The western front of the church still remains almost perfect; and it is most singular. It consists, of three distinct parts; the central division being nearly of equal width to the other two conjointly, and projecting considerably beyond them. The character of the whole is simplicity: the circular door-way is comparatively small, and entirely without ornament, except a pillar on each side; the six circular-headed windows over the entrance, disposed in a double row, are equally plain. Immediately above the upper tier of windows, is a projecting chequered cornice; and, still higher, where the gable assumes a triangular form, are three lancet-shaped apertures, so extremely narrow, that they resemble the loop-holes of a dungeon rather than the windows of a church. In each of the lateral compartments was likewise originally a door-way, and above it a single window, all of the same Norman style, but all now blocked up. These compartments are surmounted with short towers, capped with conical spires. The towers appear from their style and masonry to be nearly coeval with the lower part of the building, though not altogether so: the southern is somewhat the most modern. They are, however, so entirely dissimilar in plan from the rest of the front, that we cannot readily admit that they are a portion of the original design. Nor are they even like to each other. Both of them are square at their bases, and preserve this form to a sufficient height to admit of two tiers of narrow windows, separated from each other by little more than a simple string-course. Above these windows both become octagon, and continue so to the top; but in a very different manner. The northern one has obtuse angles, imperfectly defined; the southern has four projecting buttresses and four windows, alternating with each other. The form of the windows and their arrangement, afford farther marks of distinction. The octagon part is in both turrets longer than the square, but, like it, divided into two stories.
The central tower of the church, which was large and square, is now reduced to a fragment: three of its sides are gone; the western remains sufficiently perfect to shew what the whole was when entire. It contained a double tier of arches, the lower consisting of two, which were large and simple, the upper of three, divided by central shafts and masonry, so that each formed a double window.

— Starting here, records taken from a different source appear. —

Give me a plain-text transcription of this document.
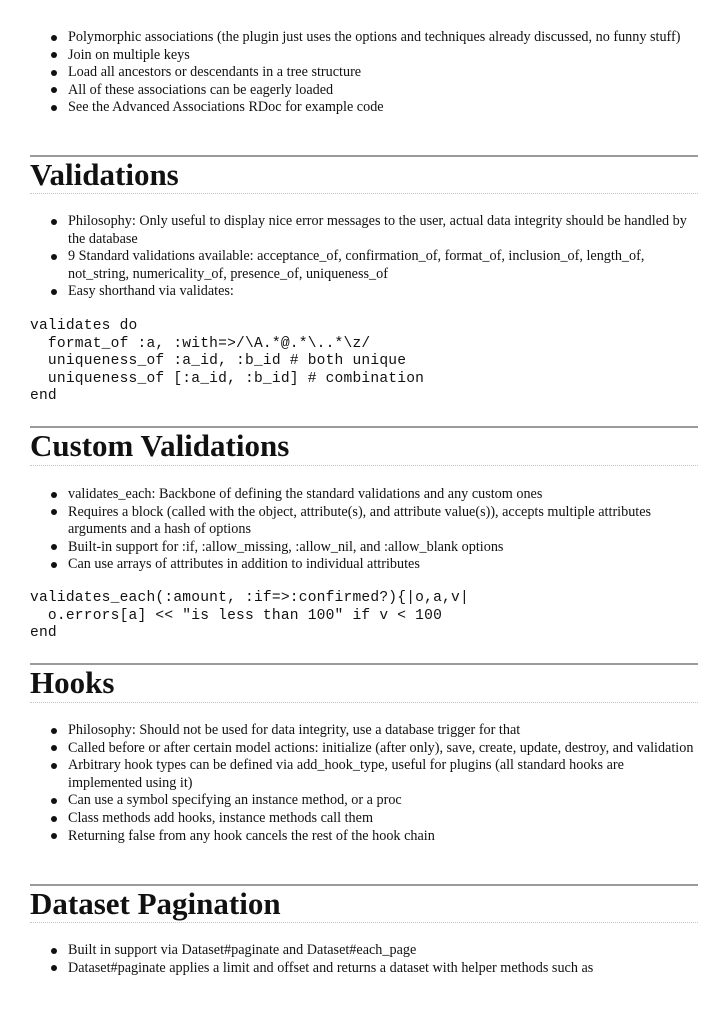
Polymorphic associations (the plugin just uses the options and techniques already discussed, no funny stuff)
Join on multiple keys
Load all ancestors or descendants in a tree structure
All of these associations can be eagerly loaded
See the Advanced Associations RDoc for example code
Validations
Philosophy: Only useful to display nice error messages to the user, actual data integrity should be handled by the database
9 Standard validations available: acceptance_of, confirmation_of, format_of, inclusion_of, length_of, not_string, numericality_of, presence_of, uniqueness_of
Easy shorthand via validates:
validates do
format_of :a, :with=>/\A.*@.*\..*\z/
uniqueness_of :a_id, :b_id # both unique
uniqueness_of [:a_id, :b_id] # combination
end
Custom Validations
validates_each: Backbone of defining the standard validations and any custom ones
Requires a block (called with the object, attribute(s), and attribute value(s)), accepts multiple attributes arguments and a hash of options
Built-in support for :if, :allow_missing, :allow_nil, and :allow_blank options
Can use arrays of attributes in addition to individual attributes
validates_each(:amount, :if=>:confirmed?){|o,a,v|
o.errors[a] << "is less than 100" if v < 100
end
Hooks
Philosophy: Should not be used for data integrity, use a database trigger for that
Called before or after certain model actions: initialize (after only), save, create, update, destroy, and validation
Arbitrary hook types can be defined via add_hook_type, useful for plugins (all standard hooks are implemented using it)
Can use a symbol specifying an instance method, or a proc
Class methods add hooks, instance methods call them
Returning false from any hook cancels the rest of the hook chain
Dataset Pagination
Built in support via Dataset#paginate and Dataset#each_page
Dataset#paginate applies a limit and offset and returns a dataset with helper methods such as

All of them were circular-headed, but so far differed from the architecture of the nave, that they had side-pillars with capitals.
The church was entered by a long narrow porch.--The nave is a fine specimen of Norman architecture, but is remarkable in that style for one striking peculiarity, that the eight wide circular arches on either side, which separate it from the aisles, are alternately supported by round pillars and square piers; the latter having semi-cylindrical columns applied to each of their sides. The capitals are ornamented with rude volutes. The arches in the triforium are of nearly the same width as those below, but considerably less in height. There is no archivolt or moulding or ornament. Above these there is only one row of windows, which, like all the rest, are semi-circular headed; but they have neither angular pillars, nor mouldings, nor mullions. These windows are rather narrow externally, but within the opening enlarges considerably. The windows in the upper and lower tiers stand singly: in the intermediate row they are disposed by threes, the central one separated from the other two by a single column.--The inside of the nave is striking from its simplicity: it is wholly of the eleventh century, except the reparations already mentioned, which were made in 1688.--The choir and Lady-Chapel are nearly demolished; and only some fragments of them are now standing: they were of pointed architecture, and posterior to the nave by at least two centuries.
A smaller church, dedicated to St. Peter, stood near the principal one, with which it was connected by means of a corridor of pointed arches. There are other instances of two churches being erected within the precincts of one abbey, as at Bury St. Edmund's. St. Peter's was a building at least of equal antiquity with the great church. But it had undergone such alterations in the year 1334, during the prelacy of the twenty-seventh abbot, William Gemblet, that little of the original structure remained. He demolished nearly the whole of the nave, for the sake of adding uniformity to the cloisters of the monastery.--M. Le Prevost, however, is of opinion, that the ruins of Jumieges contain nothing more interesting to an antiquary than the west end of the portion of building, which subsequently served as the nave. It is a mass of flint-work; and he considers it as having belonged to the church that existed before the incursion of the Normans.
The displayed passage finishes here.